Мы были высокими гибкими людьми, изящно, но крепко сложенными, с коричневой кожей, черными глазами и длинными прямыми черными волосами. В одежде и обстановке наших домов мы предпочитали сочные и живые цвета — ведь именно это мы и видели, когда смотрели на наш мир: обширная голубизна неба, бесконечная зелень листвы, наша красно-коричневая земля, горы, сверкающие пиритами и кварцами, блеск вод и солнца.

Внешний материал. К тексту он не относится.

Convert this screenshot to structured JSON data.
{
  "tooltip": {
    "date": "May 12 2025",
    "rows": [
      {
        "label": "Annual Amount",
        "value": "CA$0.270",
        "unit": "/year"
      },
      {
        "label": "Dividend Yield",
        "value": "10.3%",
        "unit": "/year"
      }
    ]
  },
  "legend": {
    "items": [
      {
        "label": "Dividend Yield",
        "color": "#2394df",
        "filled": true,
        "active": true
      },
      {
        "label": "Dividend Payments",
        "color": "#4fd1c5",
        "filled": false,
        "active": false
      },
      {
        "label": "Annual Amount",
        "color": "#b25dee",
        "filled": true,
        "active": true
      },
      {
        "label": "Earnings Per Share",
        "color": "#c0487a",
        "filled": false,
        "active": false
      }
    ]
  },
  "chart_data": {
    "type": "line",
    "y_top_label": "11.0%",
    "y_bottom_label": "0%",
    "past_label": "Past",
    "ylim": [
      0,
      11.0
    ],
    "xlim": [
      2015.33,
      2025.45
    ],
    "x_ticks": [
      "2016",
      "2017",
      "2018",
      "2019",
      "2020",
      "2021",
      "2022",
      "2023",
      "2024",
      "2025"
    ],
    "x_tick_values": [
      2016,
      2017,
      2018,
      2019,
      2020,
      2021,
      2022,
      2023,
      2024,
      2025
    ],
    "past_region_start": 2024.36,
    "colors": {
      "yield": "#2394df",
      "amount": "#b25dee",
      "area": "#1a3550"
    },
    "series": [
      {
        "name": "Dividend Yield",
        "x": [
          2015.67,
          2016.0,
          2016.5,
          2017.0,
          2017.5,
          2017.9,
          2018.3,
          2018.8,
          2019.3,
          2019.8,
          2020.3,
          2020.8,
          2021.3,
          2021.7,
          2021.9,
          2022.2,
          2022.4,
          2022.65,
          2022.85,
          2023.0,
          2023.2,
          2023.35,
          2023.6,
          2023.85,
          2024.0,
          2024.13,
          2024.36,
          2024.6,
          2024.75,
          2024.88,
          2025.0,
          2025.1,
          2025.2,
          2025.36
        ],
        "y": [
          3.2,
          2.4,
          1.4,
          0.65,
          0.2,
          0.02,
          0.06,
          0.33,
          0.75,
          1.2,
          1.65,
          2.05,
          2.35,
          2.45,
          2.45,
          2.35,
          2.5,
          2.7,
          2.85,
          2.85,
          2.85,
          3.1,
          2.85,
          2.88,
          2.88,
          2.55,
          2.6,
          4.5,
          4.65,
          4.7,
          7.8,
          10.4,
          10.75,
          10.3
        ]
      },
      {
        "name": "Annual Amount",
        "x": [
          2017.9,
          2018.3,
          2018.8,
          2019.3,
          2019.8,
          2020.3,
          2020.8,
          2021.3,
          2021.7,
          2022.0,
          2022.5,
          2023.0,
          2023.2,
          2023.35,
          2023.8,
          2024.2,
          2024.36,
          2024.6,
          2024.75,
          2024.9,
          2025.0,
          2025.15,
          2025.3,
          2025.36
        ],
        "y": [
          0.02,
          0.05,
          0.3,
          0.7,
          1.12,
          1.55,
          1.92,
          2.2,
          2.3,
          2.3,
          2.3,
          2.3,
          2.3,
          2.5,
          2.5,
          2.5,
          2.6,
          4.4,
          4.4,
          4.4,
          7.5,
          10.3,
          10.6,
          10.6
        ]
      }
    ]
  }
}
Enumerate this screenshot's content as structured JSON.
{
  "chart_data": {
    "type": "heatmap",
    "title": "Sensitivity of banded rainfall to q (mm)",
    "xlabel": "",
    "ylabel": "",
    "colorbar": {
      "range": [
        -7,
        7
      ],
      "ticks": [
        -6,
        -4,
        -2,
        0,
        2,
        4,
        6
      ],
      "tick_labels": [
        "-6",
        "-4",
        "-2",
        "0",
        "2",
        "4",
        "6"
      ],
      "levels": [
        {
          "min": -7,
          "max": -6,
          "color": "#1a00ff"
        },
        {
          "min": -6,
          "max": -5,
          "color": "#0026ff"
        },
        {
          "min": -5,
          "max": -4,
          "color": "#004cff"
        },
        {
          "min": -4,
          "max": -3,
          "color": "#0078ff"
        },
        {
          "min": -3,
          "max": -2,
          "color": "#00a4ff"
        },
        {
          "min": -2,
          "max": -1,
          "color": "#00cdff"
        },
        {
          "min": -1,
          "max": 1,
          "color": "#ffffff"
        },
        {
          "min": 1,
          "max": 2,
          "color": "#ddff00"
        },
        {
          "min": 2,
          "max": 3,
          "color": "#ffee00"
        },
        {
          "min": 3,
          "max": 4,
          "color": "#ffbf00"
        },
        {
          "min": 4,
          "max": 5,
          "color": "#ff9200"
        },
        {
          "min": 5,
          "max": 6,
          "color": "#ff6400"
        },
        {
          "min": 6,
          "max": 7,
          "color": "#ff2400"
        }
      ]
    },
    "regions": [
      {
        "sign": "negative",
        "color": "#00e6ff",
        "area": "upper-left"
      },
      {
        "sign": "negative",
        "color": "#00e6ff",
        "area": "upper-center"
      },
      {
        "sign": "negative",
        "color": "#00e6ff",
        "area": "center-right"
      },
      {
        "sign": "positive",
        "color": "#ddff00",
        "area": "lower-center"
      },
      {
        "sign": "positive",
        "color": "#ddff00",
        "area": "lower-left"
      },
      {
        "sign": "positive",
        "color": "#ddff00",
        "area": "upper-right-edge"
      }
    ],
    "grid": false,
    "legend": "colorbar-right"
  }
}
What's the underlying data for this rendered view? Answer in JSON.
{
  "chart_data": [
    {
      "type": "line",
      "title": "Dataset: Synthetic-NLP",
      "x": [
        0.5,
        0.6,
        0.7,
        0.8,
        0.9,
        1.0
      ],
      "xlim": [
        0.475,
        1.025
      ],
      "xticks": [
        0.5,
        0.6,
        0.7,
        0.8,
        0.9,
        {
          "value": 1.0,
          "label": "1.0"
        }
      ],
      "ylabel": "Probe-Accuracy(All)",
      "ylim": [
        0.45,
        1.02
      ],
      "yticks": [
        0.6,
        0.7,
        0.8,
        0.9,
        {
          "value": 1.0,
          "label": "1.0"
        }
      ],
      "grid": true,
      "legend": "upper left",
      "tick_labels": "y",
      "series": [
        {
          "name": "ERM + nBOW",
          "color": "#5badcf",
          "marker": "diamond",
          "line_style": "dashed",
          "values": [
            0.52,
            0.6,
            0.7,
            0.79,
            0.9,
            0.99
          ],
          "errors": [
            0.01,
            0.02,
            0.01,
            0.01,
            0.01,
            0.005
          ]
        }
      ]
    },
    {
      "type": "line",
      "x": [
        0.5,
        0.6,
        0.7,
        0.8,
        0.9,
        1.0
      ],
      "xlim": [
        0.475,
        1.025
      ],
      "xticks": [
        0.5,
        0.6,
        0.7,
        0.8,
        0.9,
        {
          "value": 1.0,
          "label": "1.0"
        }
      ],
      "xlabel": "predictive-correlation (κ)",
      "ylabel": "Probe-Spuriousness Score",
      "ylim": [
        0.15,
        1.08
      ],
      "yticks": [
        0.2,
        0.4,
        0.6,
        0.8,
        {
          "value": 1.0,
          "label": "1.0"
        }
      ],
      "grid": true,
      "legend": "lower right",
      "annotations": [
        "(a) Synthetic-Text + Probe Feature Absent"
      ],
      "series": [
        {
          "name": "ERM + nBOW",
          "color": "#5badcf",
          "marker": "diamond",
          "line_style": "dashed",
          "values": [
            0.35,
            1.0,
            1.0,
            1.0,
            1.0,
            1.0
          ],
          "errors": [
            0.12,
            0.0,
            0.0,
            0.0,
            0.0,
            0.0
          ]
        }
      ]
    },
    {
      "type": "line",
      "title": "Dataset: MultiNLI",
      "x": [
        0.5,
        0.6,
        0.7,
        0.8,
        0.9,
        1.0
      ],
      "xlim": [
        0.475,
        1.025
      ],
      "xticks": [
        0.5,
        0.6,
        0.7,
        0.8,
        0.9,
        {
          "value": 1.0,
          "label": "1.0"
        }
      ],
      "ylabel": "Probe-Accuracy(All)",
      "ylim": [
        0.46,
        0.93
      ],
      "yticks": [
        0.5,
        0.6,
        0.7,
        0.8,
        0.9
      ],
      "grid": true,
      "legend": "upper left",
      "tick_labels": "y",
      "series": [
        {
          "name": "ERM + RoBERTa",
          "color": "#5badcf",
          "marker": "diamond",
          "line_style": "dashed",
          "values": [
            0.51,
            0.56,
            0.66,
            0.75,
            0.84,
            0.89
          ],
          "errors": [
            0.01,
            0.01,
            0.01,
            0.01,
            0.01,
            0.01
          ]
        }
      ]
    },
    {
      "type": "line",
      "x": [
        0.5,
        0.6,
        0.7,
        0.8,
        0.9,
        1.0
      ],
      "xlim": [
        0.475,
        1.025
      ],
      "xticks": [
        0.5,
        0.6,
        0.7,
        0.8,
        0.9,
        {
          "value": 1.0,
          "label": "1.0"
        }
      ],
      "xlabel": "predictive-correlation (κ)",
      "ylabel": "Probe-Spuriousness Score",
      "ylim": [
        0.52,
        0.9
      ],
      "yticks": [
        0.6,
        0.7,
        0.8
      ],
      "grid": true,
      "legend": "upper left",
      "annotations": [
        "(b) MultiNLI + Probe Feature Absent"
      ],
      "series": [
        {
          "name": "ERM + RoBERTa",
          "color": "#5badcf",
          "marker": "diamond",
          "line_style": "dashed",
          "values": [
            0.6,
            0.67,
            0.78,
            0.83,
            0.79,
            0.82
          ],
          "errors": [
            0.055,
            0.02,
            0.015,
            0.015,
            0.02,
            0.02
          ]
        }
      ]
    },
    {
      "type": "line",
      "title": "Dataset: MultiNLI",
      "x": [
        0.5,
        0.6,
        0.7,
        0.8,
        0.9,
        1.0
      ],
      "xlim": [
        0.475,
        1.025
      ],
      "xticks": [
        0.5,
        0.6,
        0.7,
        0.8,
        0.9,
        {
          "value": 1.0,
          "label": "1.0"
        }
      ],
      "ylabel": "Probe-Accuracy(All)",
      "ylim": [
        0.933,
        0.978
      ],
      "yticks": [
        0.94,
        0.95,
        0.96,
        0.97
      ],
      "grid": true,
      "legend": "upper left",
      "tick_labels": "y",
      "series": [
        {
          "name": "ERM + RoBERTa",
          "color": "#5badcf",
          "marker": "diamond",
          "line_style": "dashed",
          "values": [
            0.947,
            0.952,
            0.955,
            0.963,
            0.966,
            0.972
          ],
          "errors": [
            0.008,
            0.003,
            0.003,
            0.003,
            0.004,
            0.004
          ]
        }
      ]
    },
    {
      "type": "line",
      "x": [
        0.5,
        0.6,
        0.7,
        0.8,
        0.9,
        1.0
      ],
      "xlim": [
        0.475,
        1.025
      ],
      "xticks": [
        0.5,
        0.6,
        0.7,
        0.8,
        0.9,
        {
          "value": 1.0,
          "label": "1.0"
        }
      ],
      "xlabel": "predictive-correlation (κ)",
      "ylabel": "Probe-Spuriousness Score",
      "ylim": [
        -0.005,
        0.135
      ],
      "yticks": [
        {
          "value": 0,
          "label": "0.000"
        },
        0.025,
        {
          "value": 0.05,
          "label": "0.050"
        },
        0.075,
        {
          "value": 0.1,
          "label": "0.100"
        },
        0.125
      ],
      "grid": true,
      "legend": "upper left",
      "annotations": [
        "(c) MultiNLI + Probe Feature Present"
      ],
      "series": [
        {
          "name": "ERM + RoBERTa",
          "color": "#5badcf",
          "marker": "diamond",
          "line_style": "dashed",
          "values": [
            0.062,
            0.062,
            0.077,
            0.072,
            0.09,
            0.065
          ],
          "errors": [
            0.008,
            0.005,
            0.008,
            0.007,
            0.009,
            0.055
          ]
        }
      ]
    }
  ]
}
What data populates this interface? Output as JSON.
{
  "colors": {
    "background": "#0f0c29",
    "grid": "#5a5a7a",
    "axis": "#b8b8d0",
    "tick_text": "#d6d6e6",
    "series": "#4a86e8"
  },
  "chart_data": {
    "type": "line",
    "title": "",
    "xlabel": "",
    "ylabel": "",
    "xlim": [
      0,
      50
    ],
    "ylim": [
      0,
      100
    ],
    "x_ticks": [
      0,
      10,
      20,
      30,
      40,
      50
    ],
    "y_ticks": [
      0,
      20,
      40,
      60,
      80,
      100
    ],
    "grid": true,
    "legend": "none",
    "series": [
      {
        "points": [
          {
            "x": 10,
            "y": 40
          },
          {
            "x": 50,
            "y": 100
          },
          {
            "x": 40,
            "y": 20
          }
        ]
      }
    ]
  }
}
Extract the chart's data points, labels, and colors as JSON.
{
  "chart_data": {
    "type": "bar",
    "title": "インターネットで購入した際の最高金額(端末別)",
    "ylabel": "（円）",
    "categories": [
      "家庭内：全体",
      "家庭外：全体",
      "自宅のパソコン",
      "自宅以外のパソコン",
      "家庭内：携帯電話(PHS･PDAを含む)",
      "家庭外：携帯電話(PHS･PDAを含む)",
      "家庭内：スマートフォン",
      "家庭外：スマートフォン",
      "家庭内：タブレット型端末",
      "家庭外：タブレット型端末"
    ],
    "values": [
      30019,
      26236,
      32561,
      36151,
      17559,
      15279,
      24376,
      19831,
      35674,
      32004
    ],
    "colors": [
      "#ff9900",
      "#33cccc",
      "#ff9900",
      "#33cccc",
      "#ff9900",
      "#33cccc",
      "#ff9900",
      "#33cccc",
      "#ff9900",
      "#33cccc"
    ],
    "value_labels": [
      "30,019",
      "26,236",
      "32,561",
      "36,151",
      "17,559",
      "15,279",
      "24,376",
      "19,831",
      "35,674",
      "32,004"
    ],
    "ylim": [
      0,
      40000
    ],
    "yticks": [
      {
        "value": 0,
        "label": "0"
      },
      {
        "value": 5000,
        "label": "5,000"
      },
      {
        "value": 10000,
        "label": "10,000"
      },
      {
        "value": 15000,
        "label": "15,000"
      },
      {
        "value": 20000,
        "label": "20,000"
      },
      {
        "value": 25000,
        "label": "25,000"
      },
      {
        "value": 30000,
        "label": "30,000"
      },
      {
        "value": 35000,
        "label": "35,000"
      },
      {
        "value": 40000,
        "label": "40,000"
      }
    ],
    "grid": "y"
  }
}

Нам даже и в голову не приходило задумываться о нашей гармонии с окружающим, но в тот день это произошло. Мы всегда казались самим себе не иначе как миловидными, но на фоне белого сверкания, все теперь покрывавшего, мы показались себе тусклыми и увядшими. Наша кожа стала желтой, а глаза сузились и растянулись, ибо мы могли переносить холодный блеск, только щуря их. Сочные цвета наших одежд стали грубыми. Мы стояли и дрожали из-за внезапно понизившейся температуры, и повсеместно можно было увидеть один и тот же невольный жест — жест людей, которые смотрели друг на друга и находили увиденное уродливым, а затем — когда они осознавали, что такое же впечатление сами производят на других, — опускали глаза и обхватывали себя руками, и не только из-за холода, но и потому, что нуждались в поддержке и утешении.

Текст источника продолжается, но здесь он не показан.